Cooking from scratch using basic ingredients is a real plus, because you control exactly what goes into your food and you can control the amount of fat, sugar and salt in your diet.
It’s also really important to buy either natural or reduced-fat ingredients. Heer’s a list of basics (extracted from Damien Galtier’s Losing Weight as a Family, First Editions):
In your cupboard
-Pastas (different shapes and types), rice (perfumed, long grain, easycook), couscous
-Vegetables with nothing added (green beans, peas, tomatoes)

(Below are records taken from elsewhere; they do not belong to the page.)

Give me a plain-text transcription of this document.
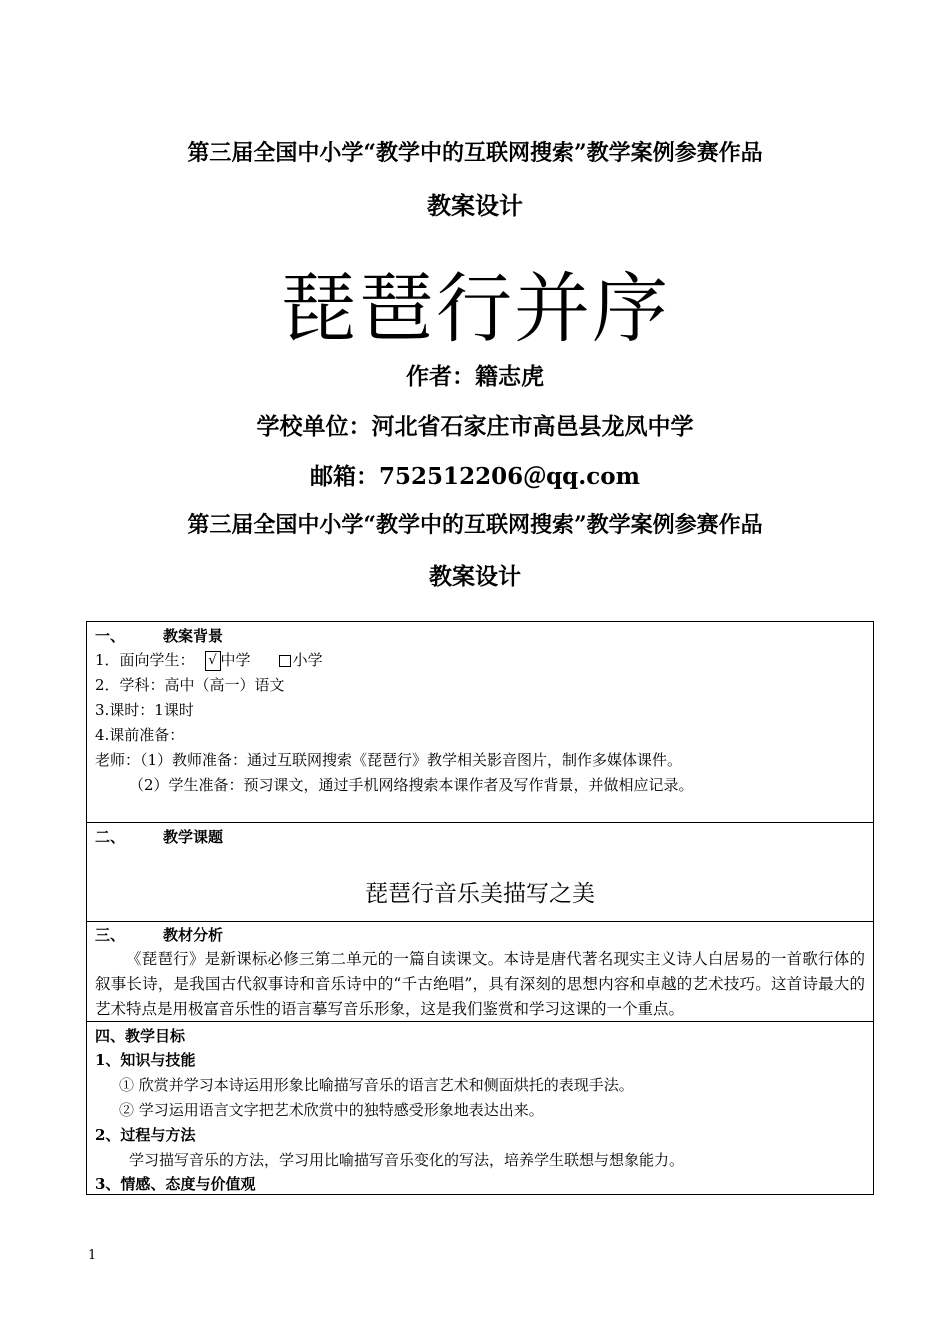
第三届全国中小学“教学中的互联网搜索”教学案例参赛作品
教案设计
琵琶行并序
作者：籍志虎
学校单位：河北省石家庄市高邑县龙凤中学
邮箱：752512206＠qq.com
第三届全国中小学“教学中的互联网搜索”教学案例参赛作品
教案设计
一、	教案背景
1．面向学生： √ 中学	小学
2．学科：高中（高一）语文
3.课时：1课时
4.课前准备：
老师：（1）教师准备：通过互联网搜索《琵琶行》教学相关影音图片，制作多媒体课件。
（2）学生准备：预习课文，通过手机网络搜索本课作者及写作背景，并做相应记录。
二、	教学课题
琵琶行音乐美描写之美
三、	教材分析
《琵琶行》是新课标必修三第二单元的一篇自读课文。本诗是唐代著名现实主义诗人白居易的一首歌行体的叙事长诗，是我国古代叙事诗和音乐诗中的“千古绝唱”，具有深刻的思想内容和卓越的艺术技巧。这首诗最大的艺术特点是用极富音乐性的语言摹写音乐形象，这是我们鉴赏和学习这课的一个重点。
四、教学目标
1、知识与技能
① 欣赏并学习本诗运用形象比喻描写音乐的语言艺术和侧面烘托的表现手法。
② 学习运用语言文字把艺术欣赏中的独特感受形象地表达出来。
2、过程与方法
学习描写音乐的方法，学习用比喻描写音乐变化的写法，培养学生联想与想象能力。
3、情感、态度与价值观
1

-Fish: tuna, sardines or mackerel in brine, lemon or tomato sauce
-Fruit – in syrup or puréed, with no added sugar
-Spices and seasoning, oil and different types of vinegar (wine, balsamic, etc)
In your freezer
-Lean minced beed (5% fat)
-Fish in filets, steaks, or pieces, and seafood eg shelled prawns
-Vegetables (spinach, carrots, brocolli, green beans)

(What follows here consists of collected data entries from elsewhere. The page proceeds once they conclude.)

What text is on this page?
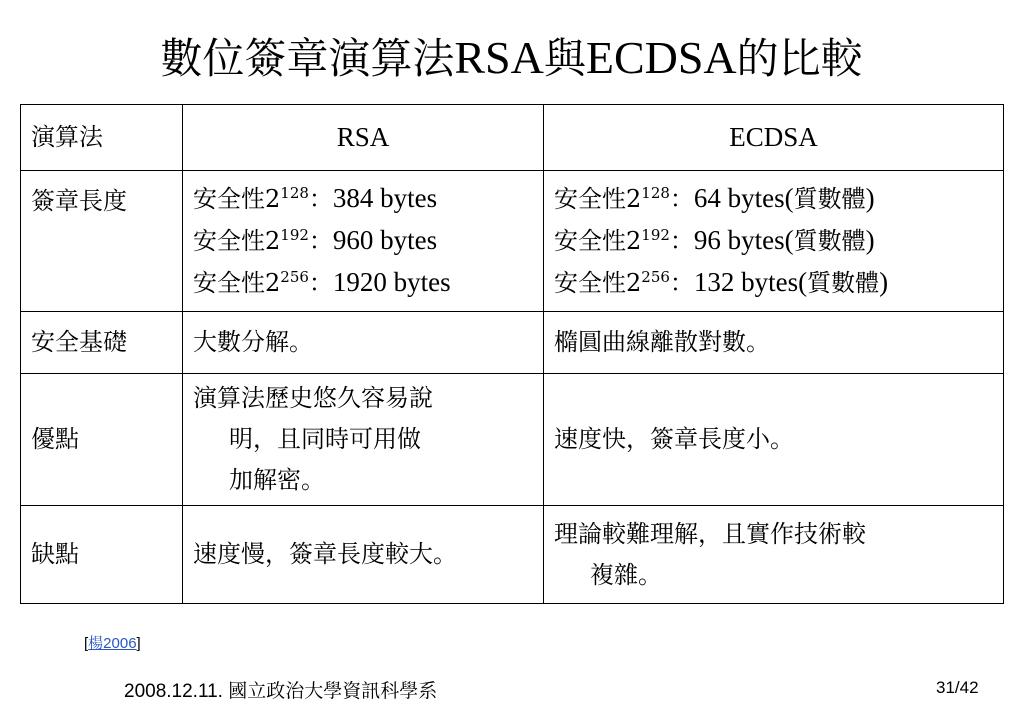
數位簽章演算法RSA與ECDSA的比較
演算法	RSA	ECDSA
簽章長度	安全性$2^{128}$：384 bytes
安全性$2^{192}$：960 bytes
安全性$2^{256}$：1920 bytes	安全性$2^{128}$：64 bytes(質數體)
安全性$2^{192}$：96 bytes(質數體)
安全性$2^{256}$：132 bytes(質數體)

安全基礎	大數分解。	橢圓曲線離散對數。
優點	演算法歷史悠久容易說
明，且同時可用做
加解密。	速度快，簽章長度小。
缺點	速度慢，簽章長度較大。	理論較難理解，且實作技術較
複雜。
[楊2006]
2008.12.11. 國立政治大學資訊科學系	31/42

-Bread: bread rolls or sliced bread (wholemeal)
In your fridge
-Natural yogurt, semi-skimmed milk, yogurts (less than 20% fat)
-Butter and reduced-fat cream
-Meat, fish, lean ham, bacon, turkey, chicken, smoked salmon, crabsticks
-Fruit and veg
-Vinaigrette (25% fat), reduced-fat (40% fat) mayonnaise
-Low-fat cheese (45% fat)
Non-stick Teflon pans, wok, grill, blender, microwave.
If you have well-stocked cupboards and the right equipment, it’s easy to make healthy low-fat meals. Use as little fat as possible (1 tbsp max per person), and always make sure your meal contains protein, a carbophydrate and veg. Have a yogurt or fruit for dessert.